Dance se debatió un instante. Posó los ojos en una hoja de papel, una copia de los comentarios del Chilton Report. Se levantó y se puso la chaqueta.

—¿Vas a ir a echar un vistazo? —preguntó TJ, indeciso.

—Sí. Quiero encontrar a ese chico, si es que hay modo de encontrarlo.

—Es una zona un poco rara, jefa. ¿Quieres refuerzos?

Ella sonrió.

—No creo que vaya a correr mucho peligro.

No, estando el asesino en el depósito de cadáveres del condado de Monterrey.

*****

El techo del sótano estaba pintado de negro. Tenía dieciocho vigas, todas negras. Las paredes estaban pintadas con pintura barata, de un blanco sucio, y compuestas por 892 bloques de cemento. Pegados a la pared había dos armarios, uno gris metálico y otro de madera, de un color blanco desigual. Dentro había grandes cantidades de latas de conserva, cajas de pasta, refrescos y vino, herramientas, clavos y artículos de higiene como pasta de dientes y desodorante.

Cuatro postes metálicos se alzaban hasta el oscuro techo, sosteniendo el primer piso. Estaban bastante juntos, menos uno, que se encontraba más lejos. Estaban pintados de marrón oscuro y oxidados, y costaba saber dónde acababa la pintura y empezaba el óxido.

El suelo era de cemento y las grietas formaban dibujos que acababan por volverse reconocibles si los mirabas el tiempo suficiente: un oso panda sentado, el estado de Texas, un camión.

En un rincón había una estufa vieja, destartalada y polvorienta. Funcionaba con gas natural y se encendía en raras ocasiones. Pero ni siquiera entonces calentaba mucho aquella zona.

El sótano medía unos once metros por ocho y medio: era fácil calcularlo por los bloques de cemento, que medían exactamente treinta centímetros de ancho y veintidós de alto, aunque había que sumar unos tres centímetros a cada uno, del mortero de las juntas.

También vivían allí diversos bichos. Arañas, principalmente. Podían contarse siete familias, en caso de que las arañas vivieran en familia, y parecían delimitar sus territorios para no molestar a las demás, o para que no se las comieran. Había además escarabajos y ciempiés. Y, de vez en cuando, moscas y mosquitos.

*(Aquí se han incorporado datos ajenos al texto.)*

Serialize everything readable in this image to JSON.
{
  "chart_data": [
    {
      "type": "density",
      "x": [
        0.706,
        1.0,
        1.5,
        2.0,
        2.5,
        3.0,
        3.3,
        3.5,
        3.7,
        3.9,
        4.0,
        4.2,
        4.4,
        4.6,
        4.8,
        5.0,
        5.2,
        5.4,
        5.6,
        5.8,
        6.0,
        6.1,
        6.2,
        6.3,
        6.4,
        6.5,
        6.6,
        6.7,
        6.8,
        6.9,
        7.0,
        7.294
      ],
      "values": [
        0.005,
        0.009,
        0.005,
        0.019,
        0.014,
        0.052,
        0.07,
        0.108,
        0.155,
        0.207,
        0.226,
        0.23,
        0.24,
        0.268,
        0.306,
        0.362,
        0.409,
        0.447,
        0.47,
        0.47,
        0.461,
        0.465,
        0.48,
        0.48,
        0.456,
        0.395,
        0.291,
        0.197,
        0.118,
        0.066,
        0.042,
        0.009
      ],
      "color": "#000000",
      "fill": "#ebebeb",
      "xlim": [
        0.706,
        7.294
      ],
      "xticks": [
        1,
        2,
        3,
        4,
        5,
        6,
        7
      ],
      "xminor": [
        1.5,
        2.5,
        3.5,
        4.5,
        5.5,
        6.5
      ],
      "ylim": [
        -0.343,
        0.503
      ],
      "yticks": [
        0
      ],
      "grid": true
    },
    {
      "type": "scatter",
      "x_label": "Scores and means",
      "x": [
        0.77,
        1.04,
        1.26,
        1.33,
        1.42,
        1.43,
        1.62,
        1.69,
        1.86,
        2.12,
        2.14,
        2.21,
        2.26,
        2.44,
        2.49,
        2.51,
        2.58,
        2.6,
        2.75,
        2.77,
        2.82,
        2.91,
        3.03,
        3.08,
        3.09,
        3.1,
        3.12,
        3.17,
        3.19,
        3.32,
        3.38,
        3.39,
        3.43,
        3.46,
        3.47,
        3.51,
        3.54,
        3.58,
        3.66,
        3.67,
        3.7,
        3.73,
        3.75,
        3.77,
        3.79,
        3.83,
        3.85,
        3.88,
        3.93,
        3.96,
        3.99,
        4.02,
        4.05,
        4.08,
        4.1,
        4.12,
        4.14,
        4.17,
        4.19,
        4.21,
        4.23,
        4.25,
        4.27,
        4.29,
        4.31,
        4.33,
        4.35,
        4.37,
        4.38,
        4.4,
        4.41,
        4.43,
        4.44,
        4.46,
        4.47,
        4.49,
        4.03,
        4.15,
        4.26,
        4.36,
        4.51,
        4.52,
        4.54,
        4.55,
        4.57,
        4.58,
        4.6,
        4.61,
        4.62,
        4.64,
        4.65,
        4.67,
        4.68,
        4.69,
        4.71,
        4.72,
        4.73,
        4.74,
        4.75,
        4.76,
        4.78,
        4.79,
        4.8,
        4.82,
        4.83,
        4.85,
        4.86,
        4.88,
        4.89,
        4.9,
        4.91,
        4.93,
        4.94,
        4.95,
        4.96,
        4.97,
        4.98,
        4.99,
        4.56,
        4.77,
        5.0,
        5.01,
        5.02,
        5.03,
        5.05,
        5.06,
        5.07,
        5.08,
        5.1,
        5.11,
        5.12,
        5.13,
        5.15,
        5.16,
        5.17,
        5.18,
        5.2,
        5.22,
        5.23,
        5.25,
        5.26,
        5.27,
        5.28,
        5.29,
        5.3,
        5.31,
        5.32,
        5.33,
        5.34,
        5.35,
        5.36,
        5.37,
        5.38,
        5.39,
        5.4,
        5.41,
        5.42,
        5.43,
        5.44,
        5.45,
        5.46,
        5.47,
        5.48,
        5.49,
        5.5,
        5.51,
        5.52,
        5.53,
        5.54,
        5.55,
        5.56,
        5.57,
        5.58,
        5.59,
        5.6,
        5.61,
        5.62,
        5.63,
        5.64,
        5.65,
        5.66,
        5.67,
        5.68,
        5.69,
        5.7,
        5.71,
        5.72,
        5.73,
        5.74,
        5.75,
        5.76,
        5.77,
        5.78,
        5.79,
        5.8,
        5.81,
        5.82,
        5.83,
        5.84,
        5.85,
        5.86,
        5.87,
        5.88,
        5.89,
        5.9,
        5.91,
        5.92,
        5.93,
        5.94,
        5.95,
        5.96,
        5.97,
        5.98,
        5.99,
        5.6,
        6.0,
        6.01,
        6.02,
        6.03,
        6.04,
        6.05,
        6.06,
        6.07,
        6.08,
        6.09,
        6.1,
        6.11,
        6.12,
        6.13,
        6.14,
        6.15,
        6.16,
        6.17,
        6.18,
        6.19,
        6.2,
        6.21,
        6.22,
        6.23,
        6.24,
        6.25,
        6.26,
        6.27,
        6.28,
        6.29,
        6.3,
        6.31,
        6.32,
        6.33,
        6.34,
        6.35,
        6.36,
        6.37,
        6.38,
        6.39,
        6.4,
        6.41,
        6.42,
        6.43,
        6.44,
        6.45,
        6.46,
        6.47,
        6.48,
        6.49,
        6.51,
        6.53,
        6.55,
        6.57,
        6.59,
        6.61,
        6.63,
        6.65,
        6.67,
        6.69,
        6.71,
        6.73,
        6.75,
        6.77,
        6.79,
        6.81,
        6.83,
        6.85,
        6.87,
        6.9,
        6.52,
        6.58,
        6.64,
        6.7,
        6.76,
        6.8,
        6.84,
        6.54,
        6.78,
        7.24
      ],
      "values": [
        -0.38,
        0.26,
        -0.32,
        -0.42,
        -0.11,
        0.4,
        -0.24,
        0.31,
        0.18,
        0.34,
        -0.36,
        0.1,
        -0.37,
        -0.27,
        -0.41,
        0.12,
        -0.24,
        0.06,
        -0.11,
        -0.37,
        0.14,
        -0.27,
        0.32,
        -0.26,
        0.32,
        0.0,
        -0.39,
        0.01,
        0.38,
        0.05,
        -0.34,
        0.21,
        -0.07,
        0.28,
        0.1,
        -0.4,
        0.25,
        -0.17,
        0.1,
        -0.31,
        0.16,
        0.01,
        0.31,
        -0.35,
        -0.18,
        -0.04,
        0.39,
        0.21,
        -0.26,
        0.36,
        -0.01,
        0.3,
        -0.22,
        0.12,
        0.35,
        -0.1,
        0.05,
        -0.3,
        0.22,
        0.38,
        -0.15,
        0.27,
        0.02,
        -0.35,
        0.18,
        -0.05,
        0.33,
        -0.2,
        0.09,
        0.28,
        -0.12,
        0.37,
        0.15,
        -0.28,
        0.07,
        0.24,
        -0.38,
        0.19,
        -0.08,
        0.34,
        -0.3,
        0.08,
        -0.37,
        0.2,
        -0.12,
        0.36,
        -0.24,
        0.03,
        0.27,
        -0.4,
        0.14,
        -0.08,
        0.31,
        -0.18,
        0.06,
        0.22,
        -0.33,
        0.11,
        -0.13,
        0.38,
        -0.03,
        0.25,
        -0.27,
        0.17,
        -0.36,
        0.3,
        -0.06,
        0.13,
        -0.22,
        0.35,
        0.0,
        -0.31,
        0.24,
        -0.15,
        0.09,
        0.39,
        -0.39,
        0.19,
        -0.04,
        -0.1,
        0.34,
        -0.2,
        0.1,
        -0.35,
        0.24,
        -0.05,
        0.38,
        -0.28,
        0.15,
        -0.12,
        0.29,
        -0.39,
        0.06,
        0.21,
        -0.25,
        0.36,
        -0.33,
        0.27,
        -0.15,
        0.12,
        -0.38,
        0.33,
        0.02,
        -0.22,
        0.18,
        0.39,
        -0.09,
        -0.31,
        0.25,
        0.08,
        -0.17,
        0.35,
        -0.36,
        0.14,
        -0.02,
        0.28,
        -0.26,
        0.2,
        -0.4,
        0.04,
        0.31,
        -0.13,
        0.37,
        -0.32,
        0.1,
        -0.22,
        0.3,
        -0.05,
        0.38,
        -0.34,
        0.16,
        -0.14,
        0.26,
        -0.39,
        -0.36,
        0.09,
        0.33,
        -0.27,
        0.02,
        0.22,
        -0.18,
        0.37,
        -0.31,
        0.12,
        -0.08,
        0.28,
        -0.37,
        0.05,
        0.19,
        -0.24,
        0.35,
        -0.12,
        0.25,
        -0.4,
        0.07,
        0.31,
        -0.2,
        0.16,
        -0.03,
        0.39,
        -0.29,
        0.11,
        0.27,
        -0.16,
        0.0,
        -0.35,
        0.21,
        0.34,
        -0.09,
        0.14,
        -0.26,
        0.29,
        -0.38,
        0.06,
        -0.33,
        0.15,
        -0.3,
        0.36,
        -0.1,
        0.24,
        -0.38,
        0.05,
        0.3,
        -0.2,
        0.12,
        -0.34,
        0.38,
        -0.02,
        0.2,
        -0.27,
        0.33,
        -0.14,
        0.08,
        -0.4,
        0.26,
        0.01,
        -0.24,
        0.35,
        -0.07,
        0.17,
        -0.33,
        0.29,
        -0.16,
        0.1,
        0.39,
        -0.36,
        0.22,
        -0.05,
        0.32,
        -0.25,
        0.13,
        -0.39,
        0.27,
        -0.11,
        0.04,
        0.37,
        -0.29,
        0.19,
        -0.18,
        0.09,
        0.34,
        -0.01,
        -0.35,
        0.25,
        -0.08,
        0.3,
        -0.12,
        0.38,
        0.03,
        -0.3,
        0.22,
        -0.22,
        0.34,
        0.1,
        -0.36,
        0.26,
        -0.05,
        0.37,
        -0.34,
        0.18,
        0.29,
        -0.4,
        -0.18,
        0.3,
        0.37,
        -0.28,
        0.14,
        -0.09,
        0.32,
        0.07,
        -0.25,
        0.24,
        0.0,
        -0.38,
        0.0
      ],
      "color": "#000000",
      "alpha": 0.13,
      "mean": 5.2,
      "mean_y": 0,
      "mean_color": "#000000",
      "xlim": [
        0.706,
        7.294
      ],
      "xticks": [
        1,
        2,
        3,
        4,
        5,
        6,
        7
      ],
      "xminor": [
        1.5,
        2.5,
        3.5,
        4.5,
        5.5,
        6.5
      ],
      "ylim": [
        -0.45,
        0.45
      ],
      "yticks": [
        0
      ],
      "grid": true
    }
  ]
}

Una criatura más grande, un ratón o una rata, había demostrado interés por la provisión de comida y bebida del rincón del sótano. Pero le había entrado la timidez y se había marchado para no volver.

O se había envenenado y había muerto.

En lo alto de la pared, una ventana dejaba entrar una luz opaca, pero no ofrecía vista alguna: estaba pintada de un tono blanco roto. La ventana estaba casi a oscuras, de modo que eran seguramente las ocho o las nueve de la tarde.

Unos pasos retumbaron de pronto en el piso de arriba, rompiendo el denso silencio. Una pausa. Luego se abrió la puerta de la calle y se cerró de golpe.

Por fin.

Por fin, ahora que se había marchado su secuestrador, Travis Brigham podía relajarse. Si seguía el horario de los días anteriores, su secuestrador pasaría la noche fuera y no volvería hasta la mañana siguiente. Se acurrucó en la cama, arrebujándose en la tosca manta. Aquel era el momento culminante de la jornada: la hora de dormir.

Porque, como había descubierto, al menos durmiendo encontraba cierto alivio a la desesperanza.